The Los Angeles County Museum of Art’s seventh annual Art + Film Gala is about as starry of a gala as one can find in L.A., but even the most successful events need to change it up every once in a while.

This year the lavish party, presented by Gucci, flipped the script and welcomed guests through the back side of the museum rather than its main entrance. Instead of winding their way through Chris Burden’s iconic “Urban Light” installation, guests entered into a palm-filled garden that was walled off from public view.

That meant that the likes of Kim Kardashian, Brad Pitt, Jake Gyllenhaal, Jane Fonda, Kerry Washington, Jared Leto, Barbra Streisand, Amy Adams, Dakota Johnson, Naomi Campbell, Rosie Hungtinton-Whitely and Charlotte Casiraghi could mingle somewhat privately.

What didn’t change were the evening’s co-chairs — Eva Chow and Leonardo DiCaprio — and the tradition of honoring one artist and one filmmaker — this year Mark Bradford and George Lucas. Bradford’s exhibit “Pickett’s Charge,” at the Smithsonian’s Hirshhorn Museum and Sculpture Garden in Washington, D.C., opens in a couple of days, but he was as relaxed as ever in his Gucci made to order tux, necessary because he’s six-foot-eight.

Lucas, meanwhile, is opening a musuem of his own in Los Angeles, the Lucas Museum of Narrative Art, which is scheduled to open in 2021. “I now realize what a hard job it is to run a museum,” he said, giving props to LACMA chief executive officer and director Michael Govan. Washington, a good friend of Lucas’ wife Mellody Hobson, introduced the filmmaker, dating herself by saying she was born the year “Star Wars” came out and joked that she wasn’t sure if her father loved her or the movie more.

Several power directors came to pay homage to Lucas, including Alejandro Gonzalez Innaritu, Alfonso Cuaron, Guillermo Del Toro and Lee Daniels, who all sat together. The “movie stars” were mostly seated together at one long table on the other side of the glass pavillion.

“I thought that was Kendall for a minute,” Melanie Griffith told Kris Jenner, as she glanced at Soko with her center-parted black bob. Kim Kardashian was Jenner’s only daughter in attendance and she was sporting extra-long blonde locks for the night.

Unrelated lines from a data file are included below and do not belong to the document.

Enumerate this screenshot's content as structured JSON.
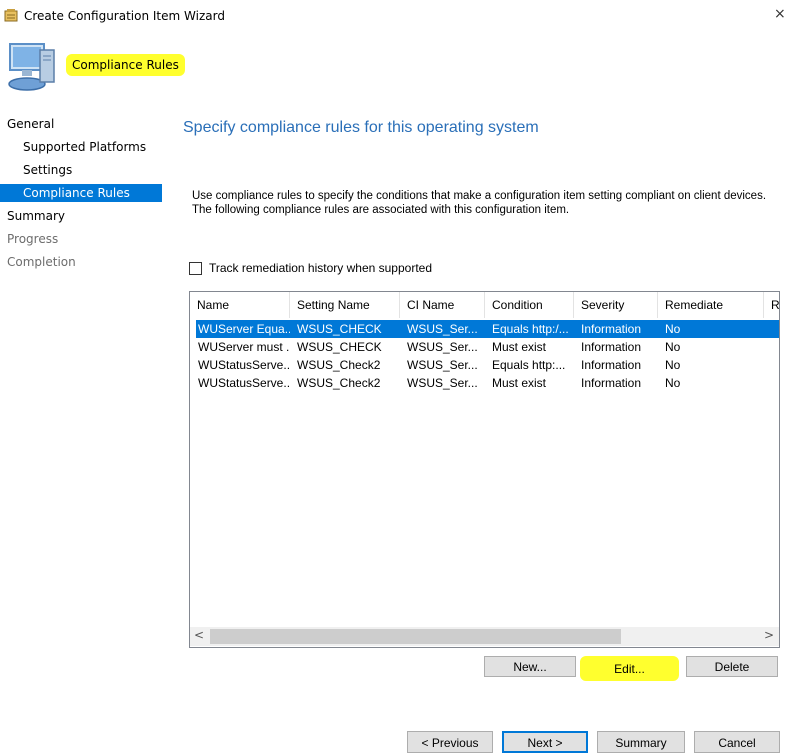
{
  "window": {
    "title": "Create Configuration Item Wizard",
    "close_glyph": "×"
  },
  "header": {
    "title": "Compliance Rules",
    "highlight_color": "#ffff2e"
  },
  "nav": {
    "items": [
      {
        "label": "General"
      },
      {
        "label": "Supported Platforms"
      },
      {
        "label": "Settings"
      },
      {
        "label": "Compliance Rules"
      },
      {
        "label": "Summary"
      },
      {
        "label": "Progress"
      },
      {
        "label": "Completion"
      }
    ],
    "active_color": "#0078d7"
  },
  "page": {
    "heading": "Specify compliance rules for this operating system",
    "description": "Use compliance rules to specify the conditions that make a configuration item setting compliant on client devices. The following compliance rules are associated with this configuration item.",
    "track_label": "Track remediation history when supported"
  },
  "grid": {
    "columns": [
      "Name",
      "Setting Name",
      "CI Name",
      "Condition",
      "Severity",
      "Remediate",
      "R"
    ],
    "rows": [
      [
        "WUServer Equa...",
        "WSUS_CHECK",
        "WSUS_Ser...",
        "Equals http:/...",
        "Information",
        "No"
      ],
      [
        "WUServer must ...",
        "WSUS_CHECK",
        "WSUS_Ser...",
        "Must exist",
        "Information",
        "No"
      ],
      [
        "WUStatusServe...",
        "WSUS_Check2",
        "WSUS_Ser...",
        "Equals http:...",
        "Information",
        "No"
      ],
      [
        "WUStatusServe...",
        "WSUS_Check2",
        "WSUS_Ser...",
        "Must exist",
        "Information",
        "No"
      ]
    ],
    "scroll_left": "<",
    "scroll_right": ">"
  },
  "rule_buttons": {
    "new": "New...",
    "edit": "Edit...",
    "delete": "Delete"
  },
  "footer": {
    "previous": "< Previous",
    "next": "Next >",
    "summary": "Summary",
    "cancel": "Cancel"
  }
}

Absent was Gucci creative director Alessandro Michele, who is at work on a top-secret multimedia project that comes out in October of next year. He was said to be in Italy with the “talent.”

After Annie Lennox regaled the crowd by performing five of her greatest hits at the piano, it was time to retreat. Amy Adams was one of the first to make it out to the valet, where she made a late-night connection.

“You don’t know me, but I know you. I’m Amy. I’m a big fan,” she told actress Jamie Gertz as she was getting into her car. “I’m a big fan of yours,” said Gertz. “Right back at you,” said Adams, adding, “I don’t normally call people I don’t know by their first name.”